To solve this problem, we need to compute the sum of the cofactors of \( x \) and \( y \) in the given determinant.
| 3 | x | -1 |
| 2 | -1 | 4 |
| 1 | y | -3 |
The determinant of a \( 3 \times 3 \) matrix is calculated as:
\(\begin{vmatrix} a & b & c \\ d & e & f \\ g & h & i \end{vmatrix} = a(ei - fh) - b(di - fg) + c(dh - eg)\)
In this specific problem, the matrix is:
\(\begin{vmatrix} 3 & x & -1 \\ 2 & -1 & 4 \\ 1 & y & -3 \end{vmatrix}\)
To find the cofactor of any element \( a_{ij} \), denoted by \( C_{ij} \), we omit the \( i \)-th row and \( j \)-th column containing the element and calculate the determinant of the resulting \( 2 \times 2 \) matrix, multiplied by \( (-1)^{i+j} \).

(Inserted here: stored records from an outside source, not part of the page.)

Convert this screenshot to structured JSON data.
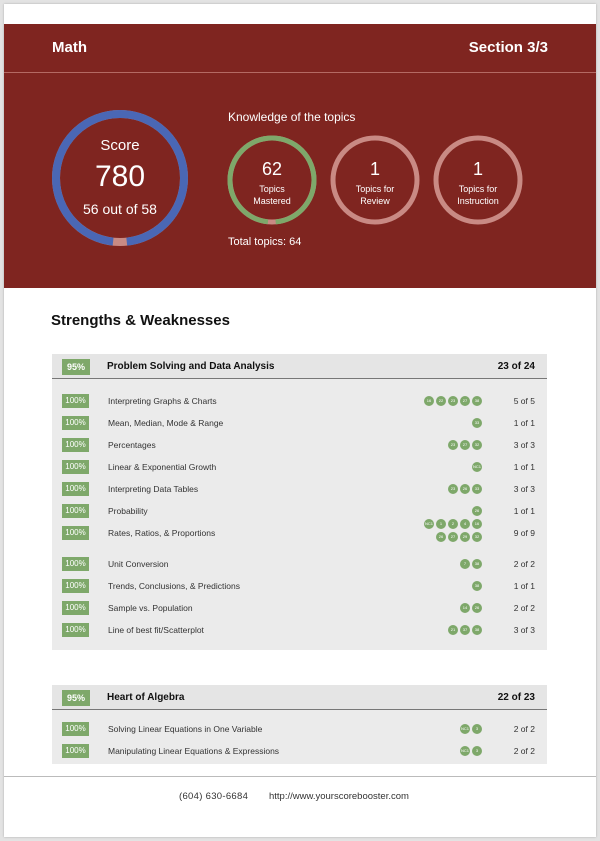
{
  "header": {
    "subject": "Math",
    "section": "Section 3/3"
  },
  "score": {
    "label": "Score",
    "value": "780",
    "correct": "56 out of 58",
    "fraction": 0.9655
  },
  "knowledge": {
    "title": "Knowledge of the topics",
    "topics": [
      {
        "value": "62",
        "line1": "Topics",
        "line2": "Mastered",
        "color": "#7ea86a"
      },
      {
        "value": "1",
        "line1": "Topics for",
        "line2": "Review",
        "color": "#c98a84"
      },
      {
        "value": "1",
        "line1": "Topics for",
        "line2": "Instruction",
        "color": "#c98a84"
      }
    ],
    "total": "Total topics: 64"
  },
  "sw_title": "Strengths & Weaknesses",
  "sections": [
    {
      "pct": "95%",
      "name": "Problem Solving and Data Analysis",
      "count": "23 of 24",
      "rows": [
        {
          "pct": "100%",
          "name": "Interpreting Graphs & Charts",
          "count": "5 of 5",
          "badges": [
            "16",
            "22",
            "23",
            "27",
            "38"
          ]
        },
        {
          "pct": "100%",
          "name": "Mean, Median, Mode & Range",
          "count": "1 of 1",
          "badges": [
            "33"
          ]
        },
        {
          "pct": "100%",
          "name": "Percentages",
          "count": "3 of 3",
          "badges": [
            "23",
            "27",
            "32"
          ]
        },
        {
          "pct": "100%",
          "name": "Linear & Exponential Growth",
          "count": "1 of 1",
          "badges": [
            "NC1"
          ]
        },
        {
          "pct": "100%",
          "name": "Interpreting Data Tables",
          "count": "3 of 3",
          "badges": [
            "23",
            "26",
            "33"
          ]
        },
        {
          "pct": "100%",
          "name": "Probability",
          "count": "1 of 1",
          "badges": [
            "26"
          ]
        },
        {
          "pct": "100%",
          "name": "Rates, Ratios, & Proportions",
          "count": "9 of 9",
          "badges": [
            "NC1",
            "1",
            "2",
            "4",
            "16",
            "26",
            "27",
            "29",
            "32"
          ]
        },
        {
          "pct": "100%",
          "name": "Unit Conversion",
          "count": "2 of 2",
          "badges": [
            "7",
            "38"
          ]
        },
        {
          "pct": "100%",
          "name": "Trends, Conclusions, & Predictions",
          "count": "1 of 1",
          "badges": [
            "38"
          ]
        },
        {
          "pct": "100%",
          "name": "Sample vs. Population",
          "count": "2 of 2",
          "badges": [
            "14",
            "26"
          ]
        },
        {
          "pct": "100%",
          "name": "Line of best fit/Scatterplot",
          "count": "3 of 3",
          "badges": [
            "21",
            "37",
            "38"
          ]
        }
      ]
    },
    {
      "pct": "95%",
      "name": "Heart of Algebra",
      "count": "22 of 23",
      "rows": [
        {
          "pct": "100%",
          "name": "Solving Linear Equations in One Variable",
          "count": "2 of 2",
          "badges": [
            "NC1",
            "3"
          ]
        },
        {
          "pct": "100%",
          "name": "Manipulating Linear Equations & Expressions",
          "count": "2 of 2",
          "badges": [
            "NC1",
            "3"
          ]
        }
      ]
    }
  ],
  "footer": {
    "phone": "(604) 630-6684",
    "website": "http://www.yourscorebooster.com"
  },
  "colors": {
    "brand": "#7f2520",
    "score_ring": "#4a67b5",
    "mastered": "#7ea86a",
    "pill": "#7ea86a"
  }
}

Calculate the cofactor of \( x \) (second element of the first row, \( a_{12} \)):
\(\begin{vmatrix} 2 & 4 \\ 1 & -3 \end{vmatrix} = (2)(-3) - (4)(1) = -6 - 4 = -10\)
Calculate the cofactor of \( y \) (second element of the third row, \( a_{32} \)):
\(\begin{vmatrix} 3 & -1 \\ 2 & 4 \end{vmatrix} = (3)(4) - (2)(-1) = 12 + 2 = 14\)
The sum of cofactors of \( x \) and \( y \) is:
\(10 - 14 = -4\)
Therefore, the sum of the cofactors of \( x \) and \( y \) is -4, which corresponds to the given option, -4.